What Is Stokes' Law?
Stokes' Law describes the drag force on a small spherical particle moving slowly through a viscous fluid. When a particle settles under gravity, it quickly reaches a constant terminal (settling) velocity where gravity, buoyancy and drag balance. This calculator solves for that velocity given the particle and fluid properties. It applies to universal physics — no country or jurisdiction restrictions.
The Formula
The terminal velocity is:
$$v = \frac{2}{9} \cdot \frac{(\rho_p - \rho_f) \cdot g \cdot r^{2}}{\mu}$$where \(\rho_p\) is particle density (kg/m³), \(\rho_f\) is fluid density (kg/m³), \(g\) is gravitational acceleration (m/s²), \(r\) is the particle radius (m), and \(\mu\) is the dynamic viscosity of the fluid (Pa·s). The associated drag force is \(F_d = 6\pi \mu r v\).
How to Use It
Enter the particle density, fluid density, particle radius (in metres), fluid viscosity and the local gravity (9.81 m/s² on Earth). The result gives the settling velocity in m/s. A positive value means the particle sinks; a negative value (when the particle is lighter than the fluid) means it rises.
Worked Example
A sand grain (\(\rho_p = 2500\) kg/m³, \(r = 0.001\) m) settles in water (\(\rho_f = 1000\) kg/m³, \(\mu = 0.001\) Pa·s, \(g = 9.81\)):
$$v = \frac{2}{9} \times \frac{(2500 - 1000) \times 9.81 \times (0.001)^{2}}{0.001} = \frac{0.2222 \times 1500 \times 9.81 \times 1\times10^{-6}}{0.001} \approx 3.27 \text{ m/s}$$(Note: real grains this size exceed the low-Reynolds range, so Stokes' Law overestimates here — it is exact only for very small particles.)
FAQ
When is Stokes' Law valid?
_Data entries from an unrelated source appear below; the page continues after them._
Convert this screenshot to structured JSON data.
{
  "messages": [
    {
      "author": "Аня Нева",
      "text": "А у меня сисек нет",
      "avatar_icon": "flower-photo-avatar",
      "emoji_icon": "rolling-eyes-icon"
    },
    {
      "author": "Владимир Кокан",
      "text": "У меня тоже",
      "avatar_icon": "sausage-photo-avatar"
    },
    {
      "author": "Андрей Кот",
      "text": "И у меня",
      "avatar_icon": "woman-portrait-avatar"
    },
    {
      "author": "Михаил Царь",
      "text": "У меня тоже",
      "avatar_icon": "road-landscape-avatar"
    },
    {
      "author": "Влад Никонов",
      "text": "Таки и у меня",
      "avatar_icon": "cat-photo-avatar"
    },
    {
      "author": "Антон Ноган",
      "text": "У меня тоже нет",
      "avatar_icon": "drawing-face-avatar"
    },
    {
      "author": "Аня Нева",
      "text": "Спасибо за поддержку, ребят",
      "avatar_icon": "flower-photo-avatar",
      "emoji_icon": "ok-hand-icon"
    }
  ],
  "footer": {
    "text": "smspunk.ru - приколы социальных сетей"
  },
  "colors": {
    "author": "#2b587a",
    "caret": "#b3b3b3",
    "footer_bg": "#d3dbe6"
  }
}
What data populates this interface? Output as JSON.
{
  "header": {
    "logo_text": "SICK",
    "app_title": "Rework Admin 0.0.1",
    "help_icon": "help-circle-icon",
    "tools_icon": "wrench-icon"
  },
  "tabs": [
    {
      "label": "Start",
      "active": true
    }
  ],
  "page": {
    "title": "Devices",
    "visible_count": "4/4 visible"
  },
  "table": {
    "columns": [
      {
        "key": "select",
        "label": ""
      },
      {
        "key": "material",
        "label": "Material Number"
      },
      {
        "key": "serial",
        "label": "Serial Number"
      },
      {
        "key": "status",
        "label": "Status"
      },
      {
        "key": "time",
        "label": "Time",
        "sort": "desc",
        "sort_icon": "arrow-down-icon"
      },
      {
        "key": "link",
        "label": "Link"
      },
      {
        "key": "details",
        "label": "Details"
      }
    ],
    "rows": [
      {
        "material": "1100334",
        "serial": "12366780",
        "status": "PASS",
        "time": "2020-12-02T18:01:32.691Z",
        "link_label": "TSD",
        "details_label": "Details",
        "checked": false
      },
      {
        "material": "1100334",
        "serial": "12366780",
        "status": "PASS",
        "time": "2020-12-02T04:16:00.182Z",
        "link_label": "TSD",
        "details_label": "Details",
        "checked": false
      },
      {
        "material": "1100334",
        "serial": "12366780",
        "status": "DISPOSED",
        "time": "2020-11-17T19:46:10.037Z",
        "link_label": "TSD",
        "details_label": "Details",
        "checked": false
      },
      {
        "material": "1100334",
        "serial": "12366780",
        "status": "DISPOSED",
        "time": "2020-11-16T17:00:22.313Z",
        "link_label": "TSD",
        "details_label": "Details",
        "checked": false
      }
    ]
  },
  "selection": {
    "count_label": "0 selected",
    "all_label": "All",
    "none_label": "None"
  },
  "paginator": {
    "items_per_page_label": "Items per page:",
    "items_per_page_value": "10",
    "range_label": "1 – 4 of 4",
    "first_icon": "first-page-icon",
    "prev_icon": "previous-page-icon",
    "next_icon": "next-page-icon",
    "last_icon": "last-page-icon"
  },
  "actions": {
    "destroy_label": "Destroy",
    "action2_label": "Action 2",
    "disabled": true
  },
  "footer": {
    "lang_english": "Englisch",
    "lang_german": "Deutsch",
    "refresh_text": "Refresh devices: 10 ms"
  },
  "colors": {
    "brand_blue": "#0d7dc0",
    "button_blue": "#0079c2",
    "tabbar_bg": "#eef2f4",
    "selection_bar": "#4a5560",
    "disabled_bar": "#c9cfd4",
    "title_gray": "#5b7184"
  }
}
Only at low Reynolds numbers (Re < ~1), i.e. small particles, slow speeds and viscous fluids.
Why must radius be in metres? The formula is in SI units; convert microns or millimetres to metres first (1 mm = 0.001 m).
What if the particle is less dense than the fluid? The velocity comes out negative, indicating the particle rises (buoyant) rather than sinks.